The low dislocation rate in this study compares favorably with previous studies on THR in patients with femoral neck fractures using the posterolateral approach (Skinner et al. 1989, Johansson et al. 2000, Neander 2000, Ravikumar and Marsh 2000, McKinley and Robinson 2002). In the study by McKinley and Robinson (2002), the dislocation rate was a considerable problem, especially in the secondary THR group with a rate of almost 20%. The reasons for this difference are probably patient selection and surgical technique. The use of the anterolateral approach in our study is probably the most important factor (Woo and Morrey 1982, Taine and Armour 1985), along with the use of a validated instrument to exclude patients with severe cognitive dysfunction (Pfeiffer 1975)—a major risk factor for dislocations after THR in patients with femoral neck fractures.
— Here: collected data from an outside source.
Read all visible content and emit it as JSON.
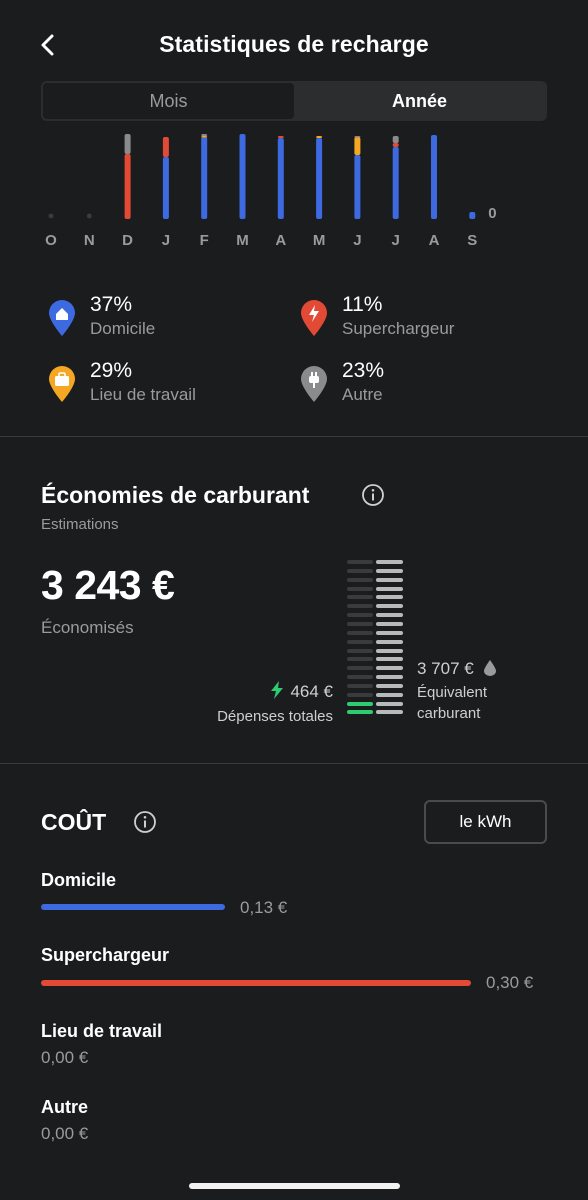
{
  "header": {
    "title": "Statistiques de recharge"
  },
  "period_tabs": [
    {
      "label": "Mois",
      "selected": false
    },
    {
      "label": "Année",
      "selected": true
    }
  ],
  "chart_data": {
    "type": "bar",
    "stacked": true,
    "categories": [
      "O",
      "N",
      "D",
      "J",
      "F",
      "M",
      "A",
      "M",
      "J",
      "J",
      "A",
      "S"
    ],
    "series": [
      {
        "name": "Domicile",
        "color": "#3e6ae1",
        "values": [
          0,
          0,
          0,
          62,
          82,
          85,
          81,
          81,
          64,
          72,
          84,
          7
        ]
      },
      {
        "name": "Superchargeur",
        "color": "#e24a35",
        "values": [
          0,
          0,
          65,
          20,
          0,
          0,
          2,
          0,
          0,
          4,
          0,
          0
        ]
      },
      {
        "name": "Lieu de travail",
        "color": "#f5a623",
        "values": [
          0,
          0,
          0,
          0,
          1,
          0,
          0,
          2,
          18,
          0,
          0,
          0
        ]
      },
      {
        "name": "Autre",
        "color": "#8a8b8d",
        "values": [
          0,
          0,
          20,
          0,
          2,
          0,
          0,
          0,
          1,
          7,
          0,
          0
        ]
      }
    ],
    "ylim": [
      0,
      85
    ],
    "annotations": [
      {
        "category_index": 11,
        "text": "0"
      }
    ]
  },
  "legend": [
    {
      "pct": "37%",
      "label": "Domicile",
      "color": "#3e6ae1",
      "icon": "home-icon"
    },
    {
      "pct": "11%",
      "label": "Superchargeur",
      "color": "#e24a35",
      "icon": "bolt-icon"
    },
    {
      "pct": "29%",
      "label": "Lieu de travail",
      "color": "#f5a623",
      "icon": "briefcase-icon"
    },
    {
      "pct": "23%",
      "label": "Autre",
      "color": "#8a8b8d",
      "icon": "plug-icon"
    }
  ],
  "savings": {
    "title": "Économies de carburant",
    "subtitle": "Estimations",
    "amount": "3 243 €",
    "amount_label": "Économisés",
    "spend_value": "464 €",
    "spend_label": "Dépenses totales",
    "fuel_value": "3 707 €",
    "fuel_label_1": "Équivalent",
    "fuel_label_2": "carburant"
  },
  "cost": {
    "title": "COÛT",
    "unit_button": "le kWh",
    "items": [
      {
        "label": "Domicile",
        "value": "0,13 €",
        "fraction": 0.13,
        "color": "#3e6ae1"
      },
      {
        "label": "Superchargeur",
        "value": "0,30 €",
        "fraction": 0.3,
        "color": "#e24a35"
      },
      {
        "label": "Lieu de travail",
        "value": "0,00 €",
        "fraction": 0,
        "color": "#f5a623"
      },
      {
        "label": "Autre",
        "value": "0,00 €",
        "fraction": 0,
        "color": "#8a8b8d"
      }
    ]
  },
  "colors": {
    "background": "#1b1c1e",
    "green": "#2ecc71"
  }
}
In the study by Johansson et al. (2000), the dislocation rate was 32% in patients with mental dysfunction as compared to 12% in lucid patients. Since patients with severe cognitive dysfunction also have difficulties in assimilating rehabilitation regimens, as well as impaired functional outcomes after hip surgery, and an even more limited life expectancy as compared to lucid patients (Blomfeldt et al. 2005a), severe cognitive dysfunction should be regarded as a relative contraindication for THR.
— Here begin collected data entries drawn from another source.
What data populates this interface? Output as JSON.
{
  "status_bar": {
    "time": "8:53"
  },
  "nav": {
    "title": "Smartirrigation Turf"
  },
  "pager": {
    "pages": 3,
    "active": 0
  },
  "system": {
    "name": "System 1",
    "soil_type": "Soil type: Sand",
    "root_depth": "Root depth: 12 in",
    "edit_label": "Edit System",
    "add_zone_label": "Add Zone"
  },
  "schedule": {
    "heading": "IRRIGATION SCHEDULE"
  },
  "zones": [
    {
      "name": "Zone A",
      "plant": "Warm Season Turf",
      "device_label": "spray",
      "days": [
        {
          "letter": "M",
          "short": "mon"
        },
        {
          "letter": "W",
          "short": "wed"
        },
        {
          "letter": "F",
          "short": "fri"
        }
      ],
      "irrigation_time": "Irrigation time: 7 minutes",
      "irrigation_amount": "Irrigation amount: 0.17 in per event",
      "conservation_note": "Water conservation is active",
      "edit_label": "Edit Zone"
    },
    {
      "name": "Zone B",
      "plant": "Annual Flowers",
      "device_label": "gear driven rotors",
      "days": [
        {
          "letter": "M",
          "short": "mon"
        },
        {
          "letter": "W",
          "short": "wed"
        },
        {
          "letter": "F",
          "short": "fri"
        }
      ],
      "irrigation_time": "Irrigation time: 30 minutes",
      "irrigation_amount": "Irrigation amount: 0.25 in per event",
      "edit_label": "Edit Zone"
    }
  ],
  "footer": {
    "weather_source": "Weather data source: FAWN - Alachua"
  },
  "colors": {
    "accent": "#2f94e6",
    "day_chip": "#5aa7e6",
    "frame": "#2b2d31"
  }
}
We recruited a minor proportion of the patients in the secondary THR group from an RCT comparing IF and primary THR, and the remaining patients from a cohort treated during the same period of time by the same two surgeons as in the RCT. These patients with secondary THR may have been a selection that was not perfectly comparable to the primary THR group. As far as we can see from the baseline data, however, the groups were indeed similar. Furthermore, the indications for a revision arthroplasty are nearly always relative, and are aimed at improving the patient’s functioning. All of the patients in the secondary THR group had to undergo a second orthopedic and anesthesiological assessment in which the indication for the salvage THR was balanced against the surgical risks. If there was a selection bias, this would most probably have led to a selection of healthier patients in the secondary THR group.
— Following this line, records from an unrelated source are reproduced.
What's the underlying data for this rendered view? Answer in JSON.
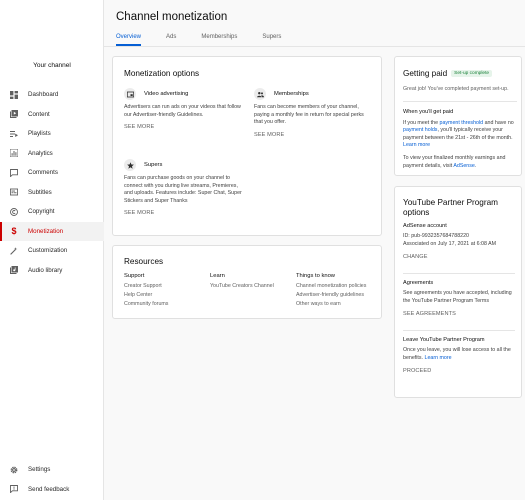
{
  "sidebar": {
    "channel_label": "Your channel",
    "items": [
      {
        "label": "Dashboard",
        "icon": "dashboard-icon"
      },
      {
        "label": "Content",
        "icon": "content-icon"
      },
      {
        "label": "Playlists",
        "icon": "playlists-icon"
      },
      {
        "label": "Analytics",
        "icon": "analytics-icon"
      },
      {
        "label": "Comments",
        "icon": "comments-icon"
      },
      {
        "label": "Subtitles",
        "icon": "subtitles-icon"
      },
      {
        "label": "Copyright",
        "icon": "copyright-icon"
      },
      {
        "label": "Monetization",
        "icon": "dollar-icon",
        "active": true
      },
      {
        "label": "Customization",
        "icon": "customization-icon"
      },
      {
        "label": "Audio library",
        "icon": "audio-library-icon"
      }
    ],
    "bottom": [
      {
        "label": "Settings",
        "icon": "gear-icon"
      },
      {
        "label": "Send feedback",
        "icon": "feedback-icon"
      }
    ]
  },
  "header": {
    "title": "Channel monetization",
    "tabs": [
      "Overview",
      "Ads",
      "Memberships",
      "Supers"
    ]
  },
  "monetization": {
    "title": "Monetization options",
    "video_ads": {
      "title": "Video advertising",
      "desc": "Advertisers can run ads on your videos that follow our Advertiser-friendly Guidelines.",
      "action": "SEE MORE"
    },
    "memberships": {
      "title": "Memberships",
      "desc": "Fans can become members of your channel, paying a monthly fee in return for special perks that you offer.",
      "action": "SEE MORE"
    },
    "supers": {
      "title": "Supers",
      "desc": "Fans can purchase goods on your channel to connect with you during live streams, Premieres, and uploads. Features include: Super Chat, Super Stickers and Super Thanks",
      "action": "SEE MORE"
    }
  },
  "resources": {
    "title": "Resources",
    "columns": [
      {
        "title": "Support",
        "links": [
          "Creator Support",
          "Help Center",
          "Community forums"
        ]
      },
      {
        "title": "Learn",
        "links": [
          "YouTube Creators Channel"
        ]
      },
      {
        "title": "Things to know",
        "links": [
          "Channel monetization policies",
          "Advertiser-friendly guidelines",
          "Other ways to earn"
        ]
      }
    ]
  },
  "getting_paid": {
    "title": "Getting paid",
    "badge": "Set-up complete",
    "status": "Great job! You've completed payment set-up.",
    "when_title": "When you'll get paid",
    "when_p1": "If you meet the ",
    "when_link1": "payment threshold",
    "when_p2": " and have no ",
    "when_link2": "payment holds",
    "when_p3": ", you'll typically receive your payment between the 21st - 26th of the month. ",
    "when_link3": "Learn more",
    "view_p1": "To view your finalized monthly earnings and payment details, visit ",
    "view_link": "AdSense",
    "view_p2": "."
  },
  "ypp": {
    "title": "YouTube Partner Program options",
    "adsense_title": "AdSense account",
    "adsense_id": "ID: pub-9932357684788220",
    "adsense_assoc": "Associated on July 17, 2021 at 6:08 AM",
    "adsense_action": "CHANGE",
    "agreements_title": "Agreements",
    "agreements_desc": "See agreements you have accepted, including the YouTube Partner Program Terms",
    "agreements_action": "SEE AGREEMENTS",
    "leave_title": "Leave YouTube Partner Program",
    "leave_desc": "Once you leave, you will lose access to all the benefits. ",
    "leave_link": "Learn more",
    "leave_action": "PROCEED"
  },
  "colors": {
    "accent": "#065fd4",
    "active": "#cc0000",
    "badge_bg": "#e6f4ea",
    "badge_fg": "#188038"
  }
}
As the main aim of the study was to compare the outcome 2 years after the THR procedure, only patients who completed the 2-year follow-up were included. Consequently, general complications and hip complications may have been under-reported. Also, the limited number of patients is another weakness of the study, but the power appears to have been appropriate for detection of the differences in hip function between the groups.

In conclusion, our findings confirm the opinion that a primary THR is the preferred treatment for a relatively healthy, active and lucid elderly patient with a displaced femoral neck fracture. Previous studies have shown that the complication and re-operation rates are significantly lower (Skinner et al. 1989, Jonsson et al. 1996, Johansson et al. 2000, Neander 2000, Ravikumar and Marsh 2000, Rogmark et al. 2002, Tidermark et al. 2003, Blomfeldt et al. 2005b) and that the outcome regarding hip function and HRQoL is at least as good as with IF (Tidermark et al. 2003, Blomfeldt et al. 2005b). In addition, our study has shown that patients with a fracture healing complication after IF will have a significant deterioration in HRQol during the treatment and that the secondary THR would, in all probability, give an inferior outcome compared to a primary THR. On the other hand, for the patient with a fracture healing complication, a secondary THR seems to be a safe salvage procedure with a good outcome, although not giving a hip function that is fully comparable to that after a primary THR.

This study was supported in part by grants from the Trygg-Hansa Insurance Company, the Swedish Orthopaedic Association, and Stockholm County Council.

Contributions of authors

RB and JT were involved in the study design, data analysis and drafting of the manuscript. AS was mainly involved in the data collection. HT and SP were mainly involved in the drafting of the manuscript.